İkinci haftayı Klimaforum'da geçirelim dedik. Hem Bella Center'da istemiyorlar bizi artık, bizim de çok umrumuzdaydı bir avuç ciddi rolü yapan ciddiyetsizle aynı mekanda olmak, dedik. Klimaforum, alternatif toplaşma, “halkların zirvesi”, “Artık yeni evimiz burası olsun”, dedik.. Herşeyin gönüllülerce yürütüldüğü, dünyanın her yerinden gelmiş genç insanların yerlerde çantalarını yastık yapıp yattıkları, herşeyin alabildiğine doğal, alabildiğine “ev”, alabildiğine mutlu, umutlu ve huzurlu olduğu Klimaforum. Toplantılar bile farklı burada; kimse tüm dertlerin anası olan otorite ve ciddiyetten haberdar değil. Herşey, herkese ait; ve herkes herşeye. İnanması güç bir samimiyet, inanması güç bir gerçekçilik var havada. Çömüveriyorsun boş bulduğun yere, yanındakiyle hakiki bir gülümseme. Her an biraz daha farkına varıyorsun yalnız olmadığının. Babam “Dünya'da senin kafanda 10.000 kişi ya var ya yoktur, bir tanesi de şansımıza bize denk geldi” der hep. Gülümsüyorum bunu yazarken, haklıymışsın baba. Bunu söylerken bastırmaya çalıştığın ama bastıramadığın, gizleyemediğin gururunu sonuna kadar, doyana kadar yaşa. Çünkü geleceğin dünyasını o 10.000 kişi kuruyor. Dün 10.000'dik evet, bugünse saymayı bıraktık artık, birbirimizi gördük, hissettik ve yaşadık. Milyonuz artık. Dokunduk birbirimize, her birimizden yayılan akıl almaz coşku ve sevgiyi hissettik. Amansızca. Sevindik, yalnız değiliz, dedik. Perşembe günü kolkola, tanımadığımız insanlarla zincir oluşturmuş polis barikatına doğru yürürken bir kez daha hissettik bunu, en ufak bir öfke duymadık içimizde, en ufak bir şiddet isteği, en ufak bir haksızlık uygusu, en ufak bir korku. Kelimelerim yetersiz, farkındayım. Bütün bunları okuyan kişiden tek dileğimdir : Bana inan. Gelecek biziz, hepimiziz.

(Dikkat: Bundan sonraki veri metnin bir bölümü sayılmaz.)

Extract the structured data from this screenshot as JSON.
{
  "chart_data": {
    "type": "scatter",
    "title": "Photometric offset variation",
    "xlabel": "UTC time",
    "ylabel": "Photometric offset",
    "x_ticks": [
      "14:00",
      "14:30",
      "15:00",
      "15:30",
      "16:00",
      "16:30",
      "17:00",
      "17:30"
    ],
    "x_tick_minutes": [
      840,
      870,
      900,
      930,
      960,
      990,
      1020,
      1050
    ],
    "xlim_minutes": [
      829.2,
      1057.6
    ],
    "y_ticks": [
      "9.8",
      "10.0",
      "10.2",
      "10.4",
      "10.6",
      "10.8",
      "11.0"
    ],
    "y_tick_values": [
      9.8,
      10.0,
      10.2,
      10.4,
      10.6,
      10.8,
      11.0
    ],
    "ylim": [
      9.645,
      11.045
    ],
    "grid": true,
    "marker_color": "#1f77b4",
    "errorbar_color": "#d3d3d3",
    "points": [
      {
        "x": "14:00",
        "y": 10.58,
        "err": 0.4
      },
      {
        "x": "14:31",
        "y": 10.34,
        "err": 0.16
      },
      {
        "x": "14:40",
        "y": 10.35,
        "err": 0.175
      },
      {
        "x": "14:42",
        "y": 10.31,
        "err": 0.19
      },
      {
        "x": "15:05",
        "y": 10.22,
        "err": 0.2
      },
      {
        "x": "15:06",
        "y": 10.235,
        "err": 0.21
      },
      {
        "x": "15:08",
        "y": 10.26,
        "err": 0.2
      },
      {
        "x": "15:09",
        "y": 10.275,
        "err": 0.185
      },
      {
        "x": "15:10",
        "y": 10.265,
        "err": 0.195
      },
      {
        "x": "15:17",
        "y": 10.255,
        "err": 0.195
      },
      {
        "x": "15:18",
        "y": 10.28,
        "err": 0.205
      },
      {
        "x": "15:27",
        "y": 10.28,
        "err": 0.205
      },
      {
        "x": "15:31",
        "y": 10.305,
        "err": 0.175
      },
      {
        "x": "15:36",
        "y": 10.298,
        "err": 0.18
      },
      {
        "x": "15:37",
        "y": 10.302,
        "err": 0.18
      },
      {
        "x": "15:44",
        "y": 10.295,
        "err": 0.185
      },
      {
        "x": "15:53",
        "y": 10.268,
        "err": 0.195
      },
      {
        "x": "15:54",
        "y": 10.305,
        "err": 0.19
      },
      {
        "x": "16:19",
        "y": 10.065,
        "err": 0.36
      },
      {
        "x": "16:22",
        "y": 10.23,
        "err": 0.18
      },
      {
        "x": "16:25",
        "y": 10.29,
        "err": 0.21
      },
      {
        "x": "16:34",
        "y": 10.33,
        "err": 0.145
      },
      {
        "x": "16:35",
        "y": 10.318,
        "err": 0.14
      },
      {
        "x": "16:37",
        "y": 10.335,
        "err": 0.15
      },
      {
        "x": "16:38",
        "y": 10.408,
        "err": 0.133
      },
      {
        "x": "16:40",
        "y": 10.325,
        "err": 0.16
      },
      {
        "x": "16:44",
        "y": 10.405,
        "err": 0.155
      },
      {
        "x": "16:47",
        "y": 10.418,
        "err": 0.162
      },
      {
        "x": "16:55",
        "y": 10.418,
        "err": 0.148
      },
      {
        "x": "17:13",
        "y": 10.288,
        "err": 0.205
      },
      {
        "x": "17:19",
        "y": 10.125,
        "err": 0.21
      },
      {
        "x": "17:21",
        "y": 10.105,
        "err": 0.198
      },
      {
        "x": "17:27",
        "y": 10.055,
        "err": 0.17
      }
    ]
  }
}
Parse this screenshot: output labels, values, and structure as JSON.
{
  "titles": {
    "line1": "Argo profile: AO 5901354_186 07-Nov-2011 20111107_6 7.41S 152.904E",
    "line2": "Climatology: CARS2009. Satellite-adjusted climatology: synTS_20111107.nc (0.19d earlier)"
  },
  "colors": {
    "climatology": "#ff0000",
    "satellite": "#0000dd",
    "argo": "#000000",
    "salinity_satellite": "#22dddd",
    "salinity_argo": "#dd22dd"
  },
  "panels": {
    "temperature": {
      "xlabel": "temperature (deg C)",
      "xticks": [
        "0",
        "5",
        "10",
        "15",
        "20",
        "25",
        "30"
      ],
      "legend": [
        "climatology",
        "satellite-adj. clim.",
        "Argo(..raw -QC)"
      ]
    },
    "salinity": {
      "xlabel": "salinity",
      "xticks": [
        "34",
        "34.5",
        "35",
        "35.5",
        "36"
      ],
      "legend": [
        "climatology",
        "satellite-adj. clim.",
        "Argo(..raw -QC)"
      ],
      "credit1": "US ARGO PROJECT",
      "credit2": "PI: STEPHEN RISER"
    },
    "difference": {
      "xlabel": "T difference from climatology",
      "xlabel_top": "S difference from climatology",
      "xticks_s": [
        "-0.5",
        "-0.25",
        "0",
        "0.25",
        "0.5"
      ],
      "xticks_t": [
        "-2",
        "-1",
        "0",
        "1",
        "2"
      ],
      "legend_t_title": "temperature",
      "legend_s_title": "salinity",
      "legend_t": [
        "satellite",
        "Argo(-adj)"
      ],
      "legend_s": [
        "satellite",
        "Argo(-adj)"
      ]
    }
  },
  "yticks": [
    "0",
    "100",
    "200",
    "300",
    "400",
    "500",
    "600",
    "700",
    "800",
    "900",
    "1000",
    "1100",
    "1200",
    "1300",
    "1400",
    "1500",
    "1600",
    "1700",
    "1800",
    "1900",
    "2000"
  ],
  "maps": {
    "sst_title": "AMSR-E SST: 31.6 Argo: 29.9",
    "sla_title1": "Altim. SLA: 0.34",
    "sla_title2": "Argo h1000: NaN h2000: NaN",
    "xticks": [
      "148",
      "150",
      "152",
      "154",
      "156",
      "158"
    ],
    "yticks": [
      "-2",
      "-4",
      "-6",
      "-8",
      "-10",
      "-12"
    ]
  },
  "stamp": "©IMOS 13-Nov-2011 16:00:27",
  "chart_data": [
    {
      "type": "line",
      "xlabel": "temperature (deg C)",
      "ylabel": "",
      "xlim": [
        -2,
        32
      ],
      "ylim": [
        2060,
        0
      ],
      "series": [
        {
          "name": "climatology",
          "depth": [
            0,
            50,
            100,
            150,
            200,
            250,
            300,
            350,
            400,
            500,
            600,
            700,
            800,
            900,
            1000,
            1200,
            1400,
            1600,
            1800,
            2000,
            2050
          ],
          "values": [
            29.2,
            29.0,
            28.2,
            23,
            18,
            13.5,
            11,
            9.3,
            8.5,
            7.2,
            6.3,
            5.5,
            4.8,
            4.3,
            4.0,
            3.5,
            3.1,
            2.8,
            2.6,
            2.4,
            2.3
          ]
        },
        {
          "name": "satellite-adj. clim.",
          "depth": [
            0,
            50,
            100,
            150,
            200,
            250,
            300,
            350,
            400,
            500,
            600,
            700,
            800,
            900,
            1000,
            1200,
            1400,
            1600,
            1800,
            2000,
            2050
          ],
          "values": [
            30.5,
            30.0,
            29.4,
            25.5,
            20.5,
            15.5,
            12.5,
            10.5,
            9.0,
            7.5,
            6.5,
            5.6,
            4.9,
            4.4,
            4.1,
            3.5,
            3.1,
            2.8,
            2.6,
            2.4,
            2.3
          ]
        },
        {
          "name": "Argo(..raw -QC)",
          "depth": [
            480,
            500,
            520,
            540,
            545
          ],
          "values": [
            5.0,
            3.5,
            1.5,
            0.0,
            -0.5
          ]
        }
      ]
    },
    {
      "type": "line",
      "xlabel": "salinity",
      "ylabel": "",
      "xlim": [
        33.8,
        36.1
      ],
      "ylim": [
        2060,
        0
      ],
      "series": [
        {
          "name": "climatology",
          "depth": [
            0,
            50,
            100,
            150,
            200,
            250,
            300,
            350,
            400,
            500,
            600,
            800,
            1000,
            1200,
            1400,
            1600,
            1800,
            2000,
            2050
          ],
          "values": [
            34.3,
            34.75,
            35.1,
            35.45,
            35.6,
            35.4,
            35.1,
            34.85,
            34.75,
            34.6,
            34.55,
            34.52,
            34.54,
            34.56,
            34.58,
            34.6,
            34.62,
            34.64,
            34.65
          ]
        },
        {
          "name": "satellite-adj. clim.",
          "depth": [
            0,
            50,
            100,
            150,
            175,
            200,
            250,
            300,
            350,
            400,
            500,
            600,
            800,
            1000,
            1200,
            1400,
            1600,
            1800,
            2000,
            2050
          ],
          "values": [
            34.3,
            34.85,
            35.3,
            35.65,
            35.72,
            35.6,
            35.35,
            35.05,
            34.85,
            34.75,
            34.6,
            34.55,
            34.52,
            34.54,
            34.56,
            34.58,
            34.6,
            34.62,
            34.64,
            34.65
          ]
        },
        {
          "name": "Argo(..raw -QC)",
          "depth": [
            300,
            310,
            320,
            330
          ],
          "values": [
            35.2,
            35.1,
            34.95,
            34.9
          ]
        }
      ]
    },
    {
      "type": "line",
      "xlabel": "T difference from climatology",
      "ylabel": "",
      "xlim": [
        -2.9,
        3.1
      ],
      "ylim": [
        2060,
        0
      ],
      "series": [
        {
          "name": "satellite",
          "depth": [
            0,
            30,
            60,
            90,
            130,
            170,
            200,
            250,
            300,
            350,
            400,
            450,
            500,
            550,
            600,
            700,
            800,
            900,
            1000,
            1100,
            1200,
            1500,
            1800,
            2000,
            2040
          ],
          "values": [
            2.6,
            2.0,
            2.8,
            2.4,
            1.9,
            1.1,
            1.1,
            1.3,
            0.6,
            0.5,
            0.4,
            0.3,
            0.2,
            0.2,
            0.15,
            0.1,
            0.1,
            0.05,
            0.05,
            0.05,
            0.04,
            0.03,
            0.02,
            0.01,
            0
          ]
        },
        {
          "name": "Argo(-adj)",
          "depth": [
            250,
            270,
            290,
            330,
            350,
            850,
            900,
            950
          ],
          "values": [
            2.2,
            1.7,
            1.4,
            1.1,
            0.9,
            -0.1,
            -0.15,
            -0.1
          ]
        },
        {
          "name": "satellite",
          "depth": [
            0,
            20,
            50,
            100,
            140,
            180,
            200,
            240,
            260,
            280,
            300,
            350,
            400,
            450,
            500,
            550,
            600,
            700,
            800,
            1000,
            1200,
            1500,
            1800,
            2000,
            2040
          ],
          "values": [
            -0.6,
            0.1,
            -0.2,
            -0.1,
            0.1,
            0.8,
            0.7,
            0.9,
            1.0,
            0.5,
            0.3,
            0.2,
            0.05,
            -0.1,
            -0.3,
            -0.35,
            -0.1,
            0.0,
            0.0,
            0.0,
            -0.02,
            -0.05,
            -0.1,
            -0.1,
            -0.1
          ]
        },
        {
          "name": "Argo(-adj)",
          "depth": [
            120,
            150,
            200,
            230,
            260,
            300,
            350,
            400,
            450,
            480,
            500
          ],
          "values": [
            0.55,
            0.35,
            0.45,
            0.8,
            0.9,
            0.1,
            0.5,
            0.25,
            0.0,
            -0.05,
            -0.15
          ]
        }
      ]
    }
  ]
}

Kopenhag'da her an, her saniye yaşadığım mucizeleri anlatmaya bir ara veriyorum. Ne kadar anlatsam, ne kadar yazsam yetersiz kalacak zaten. Bahçelerinde yetiştirdikleri sebzeleri Kopenhag'a getirip yemek yapıp, hayrına dağıtan üniversitelilerle paylaştıklarımızı anlatamıyorum. Hayatımda yediğim o en lezzetli, en doyurucu yemekten sonra bulaşığımı yıkadığım leğendeki sıcak suya daldırdığım elimde hissettiğim o paylaşma hissini anlatamıyorum. Yemekten sonra, usul usul yağan kar altında, soğuktan donmamak için nasıl dans ettiğimizi anlatamıyorum. O anki mutluluğu anlatamıyorum. Dansımıza katılan danimarkalı genç kızın yüzündeki şaşkın ve ama hayatım boyunca unutmayacağım ifadeyi de anlatamıyorum. Olmuyor bir türlü. Hep beraber Christiana'ya gidişimizi gecenin bir vakti; danimarkalı kızın bir yanlış anlama yüzünden trende ödediği “kaçak” bilet cezasını anlatamıyorum, o an onu öfkeden deliye döndüren ve “Haksızlık bu!” dedirten duygularını anlatamıyorum. O kızı nasıl sarıp sarmaladığımı, birbirimize nasıl gülümsediğimizi, birbirimize nasıl beklentisiz ve geleceksiz bir sevgiyle baktığımızı anlatamıyorum. Christiana'da, o meşhur “kurtarılmış” mahallede yanan sayısız ateşlerden birine yanaştıktan bir iki dakika sonra “Dostlar, üzgünüm. Bu ateşin başında iki-üç dakikadan fazla duramazsınız, bizim kurallarımızdan biri bu.” diyen genç esrar satıcısının sesindeki doğallığı, samimiyeti, dışarıdan sevimsiz gelebilecek bu cümlenin ardından Esra'yla birbirimize nasıl sarıldığımızı, nasıl sebepsizce sevindiğimizi... Beceremiyorum, anlatamıyorum. Neden bu kadar sevindiğimizi, o cümlede ne bulduğumuzu, o seste ne duyduğumuzu, o yüz ifadesinde ne gördüğümüzü... Anlatamıyorum. Tıpkı Kopenhag'da ayak üstü tanıştığım ve beş dakika içinde can ciğer kuzu sarması haline geldiğimiz insanları, yüzleri, ifadeleri ve sevgiyi anlatamadığım gibi. Beceremiyorum.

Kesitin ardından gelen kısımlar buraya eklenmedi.